Ideally, it should work like a smooth rocket launch. The booster provides propulsion and then drops off. Yet, because of strong egos and sometimes strained relationships, the transfer is usually attended by a certain amount of tension.
President Eisenhower is remembered in history for his antipathy to Vice President Richard Nixon. Having come so close to dropping him from the 1952 ticket because of a "slush fund" allegation, Eisenhower was reluctant to delegate responsibilities to him during their two terms together. In 1960, he tried to derail Nixon's nomination to the presidency.
Asked at a news conference in August of some contribution that Nixon had made, the president irately replied, "If you give me a week, I might think of one. I don't remember." Later, he told a biographer that he found "some lack of warmth" in his vice president.
The president attended the Republican convention in Chicago only for the opening-day "Thank You, Ike" session, and sent a telegram of congratulations when Nixon was nominated.
President Lyndon B. Johnson, having decided not to seek reelection, stayed away from the 1968 Democratic convention in Chicago altogether. But, from his ranch in Texas, he exerted enormous pressure on Vice President Hubert H. Humphrey not to budge from the hawkish White House position on the Vietnam War, threatening a drying-up of campaign funds.
The loyal Humphrey extolled Johnson in his acceptance speech.
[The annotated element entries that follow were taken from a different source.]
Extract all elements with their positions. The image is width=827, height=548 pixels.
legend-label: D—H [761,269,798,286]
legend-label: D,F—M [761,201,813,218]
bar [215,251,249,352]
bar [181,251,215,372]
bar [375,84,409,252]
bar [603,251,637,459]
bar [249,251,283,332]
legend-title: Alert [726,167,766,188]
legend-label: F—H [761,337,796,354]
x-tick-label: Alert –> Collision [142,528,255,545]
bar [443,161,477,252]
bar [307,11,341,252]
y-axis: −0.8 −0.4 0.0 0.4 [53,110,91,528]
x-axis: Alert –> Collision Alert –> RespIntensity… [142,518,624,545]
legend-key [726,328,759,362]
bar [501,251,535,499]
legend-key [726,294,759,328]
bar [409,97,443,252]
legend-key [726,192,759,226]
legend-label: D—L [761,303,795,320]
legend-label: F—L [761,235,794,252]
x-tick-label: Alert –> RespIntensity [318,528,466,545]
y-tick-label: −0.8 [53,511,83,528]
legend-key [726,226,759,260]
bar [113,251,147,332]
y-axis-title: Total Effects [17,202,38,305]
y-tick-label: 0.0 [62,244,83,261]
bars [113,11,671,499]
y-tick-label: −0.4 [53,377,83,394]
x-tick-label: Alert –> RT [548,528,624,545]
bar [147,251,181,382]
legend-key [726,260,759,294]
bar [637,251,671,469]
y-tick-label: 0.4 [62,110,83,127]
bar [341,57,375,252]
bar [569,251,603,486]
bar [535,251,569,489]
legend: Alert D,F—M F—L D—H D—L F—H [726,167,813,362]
The contemptuous Johnson telegraphed an endorsement two weeks later.
In 1988, there was tension between President Ronald Reagan and Vice President George Bush over issues like the Iran-contra scandal. Mr. Reagan gave a brief endorsement of his eight-year companion in a speech to a Republican fundraising dinner. It sounded so perfunctory that the White House next day represented the president as "mortified" that his endorsement had been taken as "lukewarm."
President Clinton's problem in the rite of passage wasn't any particular discord with Vice President Gore, but that he does not play second fiddle very well. Mr. Clinton was presumably trying to help his No. 2 when, four days before the Los Angeles convention, he told evangelical ministers in Illinois that Mr. Gore should not be blamed for Clinton's "mistakes."
That only served to keep the president front and center in the media, diverting attention from the nominee. His appearances over the ensuing weekend at fundraisers for his library and his wife's Senate race gave him further exposure - at Gore's expense. And so, on to the convention, where Clinton offered strong praise for Gore amid lavish praise for his own record.
Finally, on Tuesday, the president ceremoniously passed the torch to Gore in Monroe, Mich., with a six-minute speech - possibly the shortest of his career. It must have been a bittersweet experience.
Unlike Presidents Eisenhower, Johnson, and Reagan, Clinton does not have a problem of ambivalent feelings about his co-pilot taking off on his solo flight. Clinton's problem seems simply to be a constitutional inability to take a back seat.